# 1099 Conundrum



## DancerX (Mar 21, 2018)

Was deactivated in May 2017. I reapplied and got rehired on Dec 29 2017

The 1099 they sent me only accounts for the 3 days at the end of the year.

How do I recover the 1099 info from Jan-May?


----------



## SuzeCB (Oct 30, 2016)

DancerX said:


> Was deactivated in May 2017. I reapplied and got rehired on Dec 29 2017
> 
> The 1099 they sent me only accounts for the 3 days at the end of the year.
> 
> How do I recover the 1099 info from Jan-May?


Go to a hub.


----------



## DancerX (Mar 21, 2018)

SuzeCB said:


> Go to a hub.


 Ever since I was rehired I've been trying to avoid hubs. I'm afraid I'll get deactivated again once they realize the mistake they made by rehiring me


----------



## reg barclay (Nov 3, 2015)

DancerX said:


> Was deactivated in May 2017. I reapplied and got rehired on Dec 29 2017
> 
> The 1099 they sent me only accounts for the 3 days at the end of the year.
> 
> How do I recover the 1099 info from Jan-May?

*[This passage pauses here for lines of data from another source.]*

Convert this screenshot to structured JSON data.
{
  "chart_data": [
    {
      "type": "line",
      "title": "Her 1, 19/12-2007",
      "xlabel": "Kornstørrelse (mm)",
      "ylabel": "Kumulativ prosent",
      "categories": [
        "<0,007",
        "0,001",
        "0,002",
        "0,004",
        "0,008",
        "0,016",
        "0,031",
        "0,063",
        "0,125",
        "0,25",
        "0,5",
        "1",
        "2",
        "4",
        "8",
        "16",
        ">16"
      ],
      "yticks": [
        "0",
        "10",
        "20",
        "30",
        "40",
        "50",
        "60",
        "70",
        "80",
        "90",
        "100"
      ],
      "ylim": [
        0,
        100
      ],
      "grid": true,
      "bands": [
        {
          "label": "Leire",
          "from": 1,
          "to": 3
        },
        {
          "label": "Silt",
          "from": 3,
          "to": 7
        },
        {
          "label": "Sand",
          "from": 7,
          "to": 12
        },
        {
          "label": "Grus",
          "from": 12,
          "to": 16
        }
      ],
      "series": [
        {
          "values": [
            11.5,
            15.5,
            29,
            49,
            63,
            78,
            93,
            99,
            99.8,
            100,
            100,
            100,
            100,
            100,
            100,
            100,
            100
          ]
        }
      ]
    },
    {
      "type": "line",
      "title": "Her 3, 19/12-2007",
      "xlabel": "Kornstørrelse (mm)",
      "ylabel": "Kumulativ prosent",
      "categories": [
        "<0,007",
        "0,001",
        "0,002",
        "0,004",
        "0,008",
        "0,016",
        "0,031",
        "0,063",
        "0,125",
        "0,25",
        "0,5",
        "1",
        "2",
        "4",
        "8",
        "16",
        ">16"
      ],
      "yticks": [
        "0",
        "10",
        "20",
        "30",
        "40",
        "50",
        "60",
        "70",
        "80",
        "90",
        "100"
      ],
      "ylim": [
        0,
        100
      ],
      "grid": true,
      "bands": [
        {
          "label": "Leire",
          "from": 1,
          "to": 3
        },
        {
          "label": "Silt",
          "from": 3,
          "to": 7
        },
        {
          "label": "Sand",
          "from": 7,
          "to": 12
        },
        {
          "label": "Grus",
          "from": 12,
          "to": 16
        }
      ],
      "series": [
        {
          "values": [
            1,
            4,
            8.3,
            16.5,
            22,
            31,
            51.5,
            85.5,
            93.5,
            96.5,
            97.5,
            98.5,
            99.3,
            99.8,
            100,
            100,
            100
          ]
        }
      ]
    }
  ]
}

You mean a) you reapplied using the same account, or b) you opened another one?

If a) then it should all be included in the same 1099. If b) then log into the old account and I imagine you'll find the other 1099 info there, even if the account was deactivated.


----------



## DancerX (Mar 21, 2018)

Opened a new account

Thanks y’all I got it. I was able to get into my old account.


----------



## reg barclay (Nov 3, 2015)

DancerX said:


> Opened a new account


So then just log into the old account on the partners website and it should be there. I'm guessing that Uber doesn't officially allow opening another account in such a situation and that you somehow slipped through the net.


----------



## DancerX (Mar 21, 2018)

reg barclay said:


> So then just log into the old account on the partners website and it should be there. I'm guessing that Uber doesn't officially allow opening another account in such a situation and that you somehow slipped through the net.


That's exactly what happened and why I want to avoid the hub


----------



## Adieu (Feb 21, 2016)

DancerX said:


> That's exactly what happened and why I want to avoid the hub


How'd you do that??


----------